I feel like I could get bogged down in the details I appreciate in this game forever if you let me. Like how Piccolo ends up having the weakest stat spread but on a technical level I think he’s the most fun character to play as because his charged melee attack has the highest risk-reward in it’s extremely short range/high damage/multi-hit element and that his transformation gets a higher speed boost than the super saiyans do to make up for his slightly lower power curve? That’s sick! But I won’t I’ll stop myself. I hope that my affection is evident, that my enthusiasm for the game shines past my obvious fangirl phase, that the merits of this cool little six hour tie-in action game can poke through a little bit between the cracks of this writeup. I do think the game is just a blast to play. I fully 100%ed it which involves grinding every character to their level caps, including a cute alternate ending with the statistically worthless character you get for doing that with everyone else and I feel like I wouldn’t do that if I was ONLY here for the cool attention to detail. Sometimes you just want some good clean fun to reset your brain a bit when things are unbelievably fucked up at work for the foreseeable future, and right now that game is DBZ the Legacy of Goku II!

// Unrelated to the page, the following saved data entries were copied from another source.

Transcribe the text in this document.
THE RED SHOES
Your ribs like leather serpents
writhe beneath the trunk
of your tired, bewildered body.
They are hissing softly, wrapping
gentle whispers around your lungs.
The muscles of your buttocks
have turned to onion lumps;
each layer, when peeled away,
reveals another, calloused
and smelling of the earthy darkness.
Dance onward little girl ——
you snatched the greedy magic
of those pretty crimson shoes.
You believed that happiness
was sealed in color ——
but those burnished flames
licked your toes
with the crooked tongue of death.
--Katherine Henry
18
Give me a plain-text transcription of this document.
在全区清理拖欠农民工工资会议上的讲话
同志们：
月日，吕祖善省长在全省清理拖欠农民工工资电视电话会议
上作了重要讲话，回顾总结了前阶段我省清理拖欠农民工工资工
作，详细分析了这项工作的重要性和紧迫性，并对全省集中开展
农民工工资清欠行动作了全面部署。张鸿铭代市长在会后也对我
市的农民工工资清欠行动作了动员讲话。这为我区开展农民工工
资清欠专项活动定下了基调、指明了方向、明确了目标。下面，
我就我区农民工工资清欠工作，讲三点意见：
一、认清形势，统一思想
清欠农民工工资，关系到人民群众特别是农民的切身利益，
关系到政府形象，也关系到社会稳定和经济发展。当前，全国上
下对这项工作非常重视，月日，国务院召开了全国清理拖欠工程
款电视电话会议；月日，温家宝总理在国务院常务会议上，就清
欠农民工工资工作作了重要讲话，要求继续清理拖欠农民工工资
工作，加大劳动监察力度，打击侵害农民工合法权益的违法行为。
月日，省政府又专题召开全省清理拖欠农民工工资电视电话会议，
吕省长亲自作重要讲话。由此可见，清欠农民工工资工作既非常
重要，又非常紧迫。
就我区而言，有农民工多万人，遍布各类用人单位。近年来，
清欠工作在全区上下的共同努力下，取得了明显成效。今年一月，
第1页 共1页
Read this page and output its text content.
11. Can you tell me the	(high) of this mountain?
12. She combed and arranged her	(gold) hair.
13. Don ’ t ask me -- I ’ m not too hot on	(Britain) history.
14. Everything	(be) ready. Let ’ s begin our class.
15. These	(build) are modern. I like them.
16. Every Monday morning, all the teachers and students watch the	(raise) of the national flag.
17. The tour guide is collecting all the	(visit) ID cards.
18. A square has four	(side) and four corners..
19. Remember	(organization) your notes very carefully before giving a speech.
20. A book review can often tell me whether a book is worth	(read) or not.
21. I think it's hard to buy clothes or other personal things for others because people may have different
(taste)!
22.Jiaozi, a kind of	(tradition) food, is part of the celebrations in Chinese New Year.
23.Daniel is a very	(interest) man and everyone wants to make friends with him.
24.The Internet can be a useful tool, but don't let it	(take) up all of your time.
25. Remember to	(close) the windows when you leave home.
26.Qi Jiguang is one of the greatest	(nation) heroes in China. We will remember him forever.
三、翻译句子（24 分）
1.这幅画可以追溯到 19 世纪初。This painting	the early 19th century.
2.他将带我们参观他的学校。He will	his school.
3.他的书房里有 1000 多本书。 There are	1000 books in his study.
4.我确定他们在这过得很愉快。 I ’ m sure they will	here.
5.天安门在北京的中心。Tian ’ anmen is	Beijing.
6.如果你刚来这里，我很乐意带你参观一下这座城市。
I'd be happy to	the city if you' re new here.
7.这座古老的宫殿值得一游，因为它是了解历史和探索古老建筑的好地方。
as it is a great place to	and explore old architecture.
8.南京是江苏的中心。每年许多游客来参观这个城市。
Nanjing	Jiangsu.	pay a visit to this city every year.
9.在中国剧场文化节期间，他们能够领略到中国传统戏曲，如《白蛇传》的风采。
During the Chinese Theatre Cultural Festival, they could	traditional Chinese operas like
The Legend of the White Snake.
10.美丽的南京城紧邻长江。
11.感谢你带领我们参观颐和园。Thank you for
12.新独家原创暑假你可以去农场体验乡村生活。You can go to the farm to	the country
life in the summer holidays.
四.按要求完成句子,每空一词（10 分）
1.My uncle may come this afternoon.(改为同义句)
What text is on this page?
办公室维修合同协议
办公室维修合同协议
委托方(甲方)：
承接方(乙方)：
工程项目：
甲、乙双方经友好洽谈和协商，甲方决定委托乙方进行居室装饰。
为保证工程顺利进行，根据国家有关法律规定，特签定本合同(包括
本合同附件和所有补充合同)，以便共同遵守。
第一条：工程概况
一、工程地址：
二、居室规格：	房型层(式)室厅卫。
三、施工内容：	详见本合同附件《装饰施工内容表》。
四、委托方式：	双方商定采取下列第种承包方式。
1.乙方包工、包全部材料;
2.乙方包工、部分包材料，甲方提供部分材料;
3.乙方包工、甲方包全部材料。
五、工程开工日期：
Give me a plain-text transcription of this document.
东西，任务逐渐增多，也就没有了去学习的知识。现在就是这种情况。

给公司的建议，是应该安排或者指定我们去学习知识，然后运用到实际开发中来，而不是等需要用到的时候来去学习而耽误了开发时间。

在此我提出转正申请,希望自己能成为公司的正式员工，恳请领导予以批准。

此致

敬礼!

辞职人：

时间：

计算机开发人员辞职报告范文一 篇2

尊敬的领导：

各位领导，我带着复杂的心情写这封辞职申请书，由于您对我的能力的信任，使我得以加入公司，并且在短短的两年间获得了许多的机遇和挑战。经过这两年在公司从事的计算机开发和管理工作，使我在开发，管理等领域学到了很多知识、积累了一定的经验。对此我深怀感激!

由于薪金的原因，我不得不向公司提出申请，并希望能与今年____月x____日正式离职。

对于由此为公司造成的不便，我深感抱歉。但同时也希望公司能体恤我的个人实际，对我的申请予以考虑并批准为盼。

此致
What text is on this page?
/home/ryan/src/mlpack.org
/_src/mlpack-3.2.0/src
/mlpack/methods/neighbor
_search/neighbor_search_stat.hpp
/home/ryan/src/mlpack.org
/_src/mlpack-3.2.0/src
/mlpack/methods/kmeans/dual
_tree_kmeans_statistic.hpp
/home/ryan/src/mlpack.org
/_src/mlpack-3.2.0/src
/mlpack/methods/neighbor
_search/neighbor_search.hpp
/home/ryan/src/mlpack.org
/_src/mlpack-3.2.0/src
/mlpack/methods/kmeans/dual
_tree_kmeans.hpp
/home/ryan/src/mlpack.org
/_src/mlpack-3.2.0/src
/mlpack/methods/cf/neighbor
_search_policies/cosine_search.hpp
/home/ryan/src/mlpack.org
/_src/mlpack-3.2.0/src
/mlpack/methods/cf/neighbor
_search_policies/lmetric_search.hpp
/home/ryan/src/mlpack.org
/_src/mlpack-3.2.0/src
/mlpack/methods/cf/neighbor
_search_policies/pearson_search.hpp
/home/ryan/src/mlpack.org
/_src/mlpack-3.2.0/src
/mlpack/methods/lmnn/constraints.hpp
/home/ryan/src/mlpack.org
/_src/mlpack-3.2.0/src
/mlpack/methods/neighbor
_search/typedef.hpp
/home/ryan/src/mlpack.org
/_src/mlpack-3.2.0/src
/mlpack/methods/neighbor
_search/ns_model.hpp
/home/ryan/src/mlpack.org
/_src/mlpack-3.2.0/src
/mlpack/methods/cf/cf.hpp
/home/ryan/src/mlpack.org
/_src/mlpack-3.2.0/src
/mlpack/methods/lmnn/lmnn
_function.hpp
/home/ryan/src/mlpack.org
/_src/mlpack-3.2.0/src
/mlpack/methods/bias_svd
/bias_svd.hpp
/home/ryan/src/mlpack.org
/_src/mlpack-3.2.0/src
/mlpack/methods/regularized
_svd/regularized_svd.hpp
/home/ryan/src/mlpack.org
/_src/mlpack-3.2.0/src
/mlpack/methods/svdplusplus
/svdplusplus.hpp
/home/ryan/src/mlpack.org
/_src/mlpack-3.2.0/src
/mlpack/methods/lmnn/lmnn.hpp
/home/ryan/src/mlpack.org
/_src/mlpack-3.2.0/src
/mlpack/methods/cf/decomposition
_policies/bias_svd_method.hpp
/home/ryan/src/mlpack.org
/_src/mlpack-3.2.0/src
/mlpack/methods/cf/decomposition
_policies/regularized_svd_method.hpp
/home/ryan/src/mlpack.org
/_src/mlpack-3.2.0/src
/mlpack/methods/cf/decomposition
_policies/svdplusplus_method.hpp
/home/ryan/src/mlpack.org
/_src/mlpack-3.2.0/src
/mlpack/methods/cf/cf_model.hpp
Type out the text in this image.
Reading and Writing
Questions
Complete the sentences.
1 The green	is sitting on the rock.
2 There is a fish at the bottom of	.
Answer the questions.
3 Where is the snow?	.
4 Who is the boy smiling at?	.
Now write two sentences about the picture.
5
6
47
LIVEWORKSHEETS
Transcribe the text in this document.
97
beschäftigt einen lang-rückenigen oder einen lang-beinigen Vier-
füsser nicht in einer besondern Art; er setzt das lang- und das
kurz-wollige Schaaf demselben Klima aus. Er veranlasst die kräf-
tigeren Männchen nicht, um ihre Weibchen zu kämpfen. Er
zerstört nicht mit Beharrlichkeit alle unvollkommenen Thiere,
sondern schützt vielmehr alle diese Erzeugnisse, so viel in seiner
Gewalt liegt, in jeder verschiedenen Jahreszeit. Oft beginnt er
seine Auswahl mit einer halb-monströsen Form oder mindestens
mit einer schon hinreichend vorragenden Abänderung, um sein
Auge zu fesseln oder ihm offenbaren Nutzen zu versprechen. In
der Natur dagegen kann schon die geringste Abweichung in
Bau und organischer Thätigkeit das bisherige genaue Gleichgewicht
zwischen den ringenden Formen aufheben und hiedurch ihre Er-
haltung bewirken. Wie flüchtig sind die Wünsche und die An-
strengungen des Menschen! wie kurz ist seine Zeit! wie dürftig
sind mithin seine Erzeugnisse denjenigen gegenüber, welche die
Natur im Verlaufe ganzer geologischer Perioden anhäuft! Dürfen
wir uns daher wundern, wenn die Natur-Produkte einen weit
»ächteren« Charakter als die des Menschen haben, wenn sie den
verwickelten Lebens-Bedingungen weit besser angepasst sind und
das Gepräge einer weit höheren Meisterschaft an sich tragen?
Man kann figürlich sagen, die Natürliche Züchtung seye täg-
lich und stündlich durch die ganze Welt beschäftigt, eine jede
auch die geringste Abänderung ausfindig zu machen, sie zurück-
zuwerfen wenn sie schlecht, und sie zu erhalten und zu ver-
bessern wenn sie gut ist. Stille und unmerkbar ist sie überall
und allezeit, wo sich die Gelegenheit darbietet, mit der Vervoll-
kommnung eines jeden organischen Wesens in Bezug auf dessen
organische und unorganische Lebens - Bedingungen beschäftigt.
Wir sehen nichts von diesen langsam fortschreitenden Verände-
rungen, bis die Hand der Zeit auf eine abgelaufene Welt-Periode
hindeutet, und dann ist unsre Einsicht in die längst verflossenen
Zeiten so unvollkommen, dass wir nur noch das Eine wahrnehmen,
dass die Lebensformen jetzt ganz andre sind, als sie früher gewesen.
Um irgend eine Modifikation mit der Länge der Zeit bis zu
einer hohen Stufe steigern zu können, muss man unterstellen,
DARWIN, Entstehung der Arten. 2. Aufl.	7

This is the first game Ive ever played to recognize I was playing on an emulator Im scared for my life

so unbelievably raw...

I didnt watch the og dub as a kid so when i hear shit like vegetas theme i immedialty associate it with the crusty GBA renditions funnily enough lol

Legacy of Goku 2 isn’t exactly a mind blowing game, it gets pretty repetitive and the combat just boils down to “mash the attack button until the enemy dies” but it’s still a neat little action RPG romp through the Android saga that’s fun to go back to even 20 years after its release.

Great tie-in action JRPG that covers the android saga decently enough, despise some filler bs. It's definitely a game made with passion (I think in America itself and not in Japan? I mean, with the FUNimation logo and all I thought it was the case) in a period where the DBZ mania exploded.


By no means a masterpiece, grinding is common, there's no way to skip cutscenes and enemy's can often overwhelm and swarm you. Compared to LOG1 this game is easily a 10 but on it''s own merits it's a fun gba rpg for people who like the cell saga

much better. Still clunky in some areas

Lo mismo que el anterior. Muy bueno

The same as before. Very good

This game was great. Experience the best arcs of Dragon Ball Z in a compact Action RPG.

After the first game this sequel was better then it had any right of being lol

The most fun you could have with DBZ on GBA!

uma obra de arte tal qual seu sucessor

Better story. I need to revisit this because I remember loving the story.

Liked this a lot as a kid and decided to check it out recently. It's such a pulpy kind of action game, but the game loop is so tight and there's relatively so few things to waste tons of time on that I think it works well as this mix of new filler episodes and the android/cell saga. The characters' charm translates well to the little dialogue boxes, and it's fun to just find random quests in the city since there's so few of them, even if they always lead to nothing or a pointless stat upgrade.

From the standpoint of action design it gets a bit flat and most of the motivation is seeing your little EXP bar go up... The enemies don't have much in the way of ideas, but there's something fun about trying to get the punch timing down while avoiding the strangely large enemy hitboxes. I like the weird aiming-ness of some of the special moves like Gohan's energy bomb or Piccolo's little beam. All in all it basically holds up and it's nice that they didn't bother with dodging or blocking mechanics. Feels suitable for the fist/ki fighting.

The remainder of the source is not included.